As it expanded (over millions of years) its temperature fell, uncharged atoms were formed.
The distance between neighbouring stars = millions of times greater than the distance between planets in our Solar system.
The distance between neighbouring galaxies = millions of times greater than the distance between stars within a galaxy
This means the universe is mostly empty space.
Eventually dust and gas were pulled together by gravitational attraction to form stars.
The resulting intense heat started off nuclear fusion reactions in the stars, so they began to emit visible light and other radiation.
Gravitational force attracts more dust and matter around stars and this may have formed planets.
Very large groups of stars are called galaxies. Our sun is one of the many billions of stars in the Milky Way galaxy.
The universe contains billions of galaxies.
The life history of a star
Stars form from clouds of dust and gas.
Gravitational forces make the clouds become increasingly dense, forming a 'protostar'.
As a protostar becomes denser, it gets hotter. If it becomes hot enough, the nuclei of hydrogen atoms and other light elements start to fuse together.
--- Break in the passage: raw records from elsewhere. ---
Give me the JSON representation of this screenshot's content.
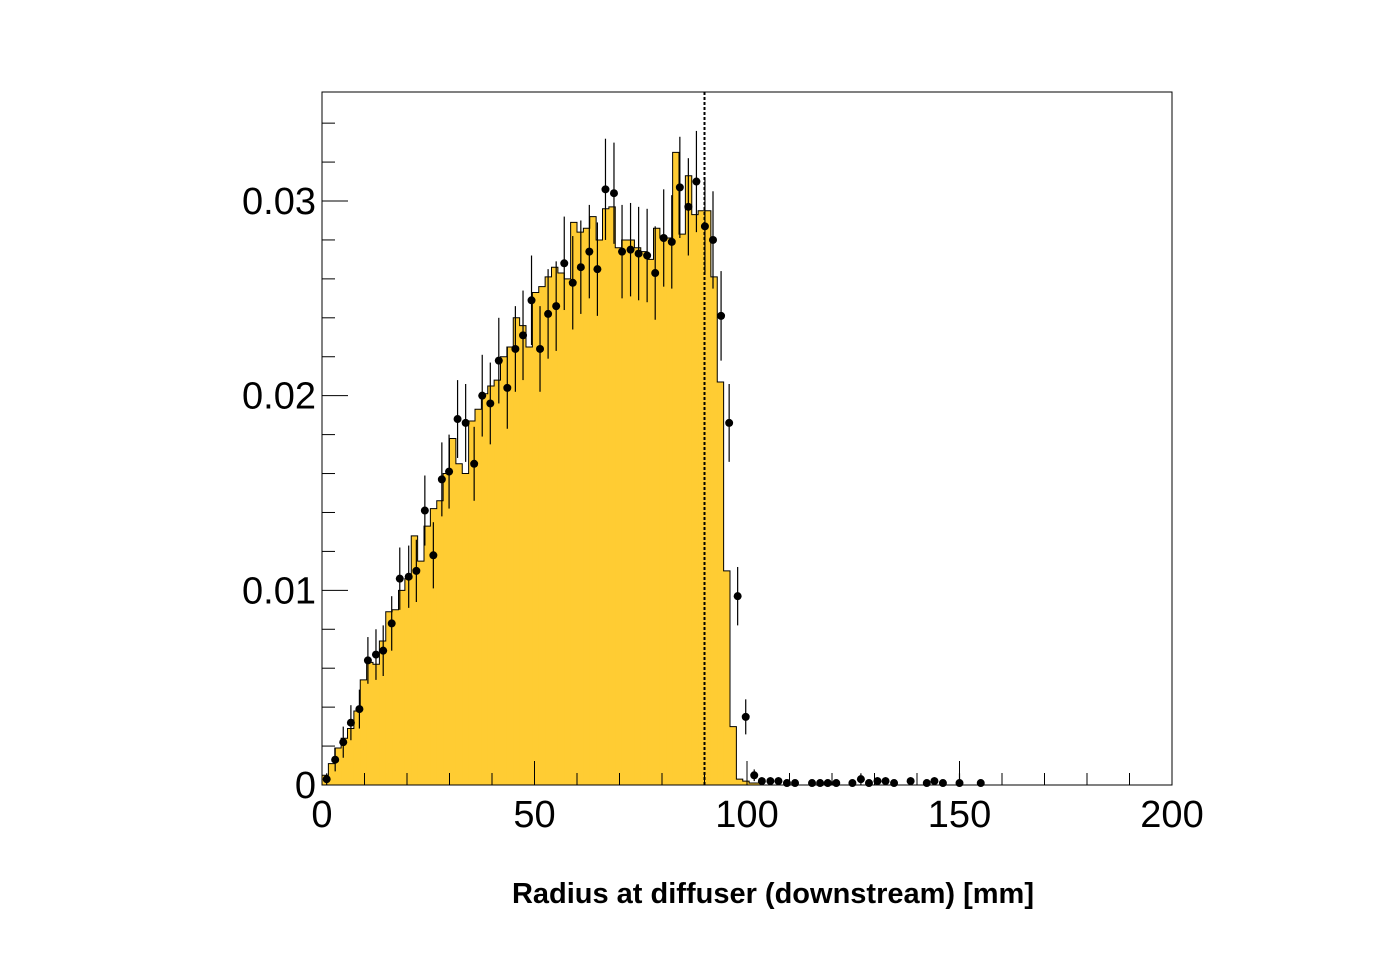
{
  "chart_data": {
    "type": "bar",
    "title": "",
    "xlabel": "Radius at diffuser (downstream) [mm]",
    "ylabel": "",
    "xlim": [
      0,
      200
    ],
    "ylim": [
      0,
      0.0356
    ],
    "grid": false,
    "xticks": [
      {
        "value": 0,
        "label": "0"
      },
      {
        "value": 50,
        "label": "50"
      },
      {
        "value": 100,
        "label": "100"
      },
      {
        "value": 150,
        "label": "150"
      },
      {
        "value": 200,
        "label": "200"
      }
    ],
    "yticks": [
      {
        "value": 0,
        "label": "0"
      },
      {
        "value": 0.01,
        "label": "0.01"
      },
      {
        "value": 0.02,
        "label": "0.02"
      },
      {
        "value": 0.03,
        "label": "0.03"
      }
    ],
    "cut_line_x": 90,
    "series": [
      {
        "kind": "histogram",
        "color": "#ffcc33",
        "bin_width": 1.5,
        "values": [
          0.0005,
          0.0011,
          0.0019,
          0.0024,
          0.0029,
          0.0038,
          0.0054,
          0.0063,
          0.0062,
          0.0074,
          0.0089,
          0.009,
          0.01,
          0.0106,
          0.0128,
          0.0115,
          0.0133,
          0.0142,
          0.0146,
          0.016,
          0.0178,
          0.0165,
          0.016,
          0.0187,
          0.0193,
          0.0201,
          0.0205,
          0.0208,
          0.022,
          0.0225,
          0.024,
          0.0236,
          0.0225,
          0.0253,
          0.0256,
          0.0261,
          0.0266,
          0.0263,
          0.026,
          0.0289,
          0.0284,
          0.0286,
          0.0292,
          0.028,
          0.0296,
          0.0297,
          0.0276,
          0.028,
          0.028,
          0.0276,
          0.0274,
          0.027,
          0.0286,
          0.0281,
          0.0281,
          0.0325,
          0.0283,
          0.0313,
          0.0293,
          0.0295,
          0.0295,
          0.0261,
          0.0207,
          0.011,
          0.003,
          0.0003,
          0.0002,
          0.0001,
          0.0001
        ]
      },
      {
        "kind": "points",
        "color": "#000000",
        "x": [
          1.1,
          3.1,
          5.0,
          6.8,
          8.8,
          10.8,
          12.7,
          14.4,
          16.4,
          18.3,
          20.4,
          22.2,
          24.2,
          26.2,
          28.2,
          29.9,
          31.9,
          33.8,
          35.8,
          37.7,
          39.6,
          41.6,
          43.6,
          45.5,
          47.3,
          49.3,
          51.3,
          53.2,
          55.1,
          57.0,
          59.0,
          60.9,
          62.9,
          64.8,
          66.7,
          68.7,
          70.6,
          72.6,
          74.5,
          76.5,
          78.4,
          80.4,
          82.3,
          84.2,
          86.2,
          88.1,
          90.1,
          92.0,
          93.9,
          95.8,
          97.8,
          99.7,
          101.7,
          103.5,
          105.5,
          107.4,
          109.4,
          111.3,
          115.3,
          117.2,
          119.0,
          121.0,
          124.8,
          126.8,
          128.7,
          130.7,
          132.6,
          134.6,
          138.5,
          142.3,
          144.1,
          146.1,
          150.0,
          155.0
        ],
        "y": [
          0.0003,
          0.0013,
          0.0022,
          0.0032,
          0.0039,
          0.0064,
          0.0067,
          0.0069,
          0.0083,
          0.0106,
          0.0107,
          0.011,
          0.0141,
          0.0118,
          0.0157,
          0.0161,
          0.0188,
          0.0186,
          0.0165,
          0.02,
          0.0196,
          0.0218,
          0.0204,
          0.0224,
          0.0231,
          0.0249,
          0.0224,
          0.0242,
          0.0246,
          0.0268,
          0.0258,
          0.0266,
          0.0274,
          0.0265,
          0.0306,
          0.0304,
          0.0274,
          0.0275,
          0.0273,
          0.0272,
          0.0263,
          0.0281,
          0.0279,
          0.0307,
          0.0297,
          0.031,
          0.0287,
          0.028,
          0.0241,
          0.0186,
          0.0097,
          0.0035,
          0.0005,
          0.0002,
          0.0002,
          0.0002,
          0.0001,
          0.0001,
          0.0001,
          0.0001,
          0.0001,
          0.0001,
          0.0001,
          0.0003,
          0.0001,
          0.0002,
          0.0002,
          0.0001,
          0.0002,
          0.0001,
          0.0002,
          0.0001,
          0.0001,
          0.0001
        ],
        "err": [
          0.0003,
          0.0006,
          0.0008,
          0.0009,
          0.001,
          0.0012,
          0.0013,
          0.0013,
          0.0014,
          0.0016,
          0.0016,
          0.0016,
          0.0018,
          0.0017,
          0.0019,
          0.0019,
          0.002,
          0.002,
          0.0019,
          0.0021,
          0.0021,
          0.0022,
          0.0021,
          0.0022,
          0.0023,
          0.0023,
          0.0022,
          0.0023,
          0.0023,
          0.0024,
          0.0024,
          0.0024,
          0.0024,
          0.0024,
          0.0026,
          0.0026,
          0.0024,
          0.0024,
          0.0024,
          0.0024,
          0.0024,
          0.0025,
          0.0024,
          0.0026,
          0.0025,
          0.0026,
          0.0025,
          0.0025,
          0.0023,
          0.002,
          0.0015,
          0.0009,
          0.0003,
          0.0002,
          0.0002,
          0.0002,
          0.0001,
          0.0001,
          0.0001,
          0.0002,
          0.0001,
          0.0001,
          0.0001,
          0.0003,
          0.0001,
          0.0002,
          0.0002,
          0.0001,
          0.0002,
          0.0001,
          0.0002,
          0.0001,
          0.0005,
          0.0001
        ]
      }
    ]
  }
}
Energy is released in the process so the core gets hotter and brighter and the star begins to shine.
Stars radiate energy because of the hydrogen fusion in the core. This is the main stage in the life of a star. It can continue for millions of years until the star runs out of hydrogen nuclei to fuse together.
During the 'main sequence star' period, the inward force of gravity is balanced by the outward force of radiation, so the star is stable. This lasts for billions of years.
The life history of a star cont.
Eventually the star runs out of hydrogen nuclei. The star then swells into a 'red giant'. It is red because the surface has cooled. The star then contracts into a 'white dwarf'
What happens after this stage depends on the size/mass of the star.
Low mass > 'Black (cold) dwarf 'no more light is emitted
High mass > continue to collapse, then explode into a 'supernova' the outer layers are thrown out into space, the core is left a extremely dense 'neutron star'
If the star is massive enough it becomes a black hole. The gravitational field of a black hole is so strong not even light can escape it.
Star life stages
Low mass star:
protostar > main sequence star > red giant > white dwarf > cold (black) dwarf
High mass star (after the white dwarf stage):
white dwarf > supernova > neutron star > black hole (if enough mass)
How chemical elements are formed
Chemical elements are formed by fusion processes in stars. The nuclei of lighter elements fuse to form the nuclei of heavier elements. The process gives out large amounts of heat and light.
Elements as hevay as iron are formed inside the star as a result of nuclear fusion.
Elements heavier than iron are formed in the final stages of a star's life in a supernova explosion as there must be an input of energy.
The presence of the heavier elements in the sun and inner planets is evidence that they where formed from debris scattered by a supernova.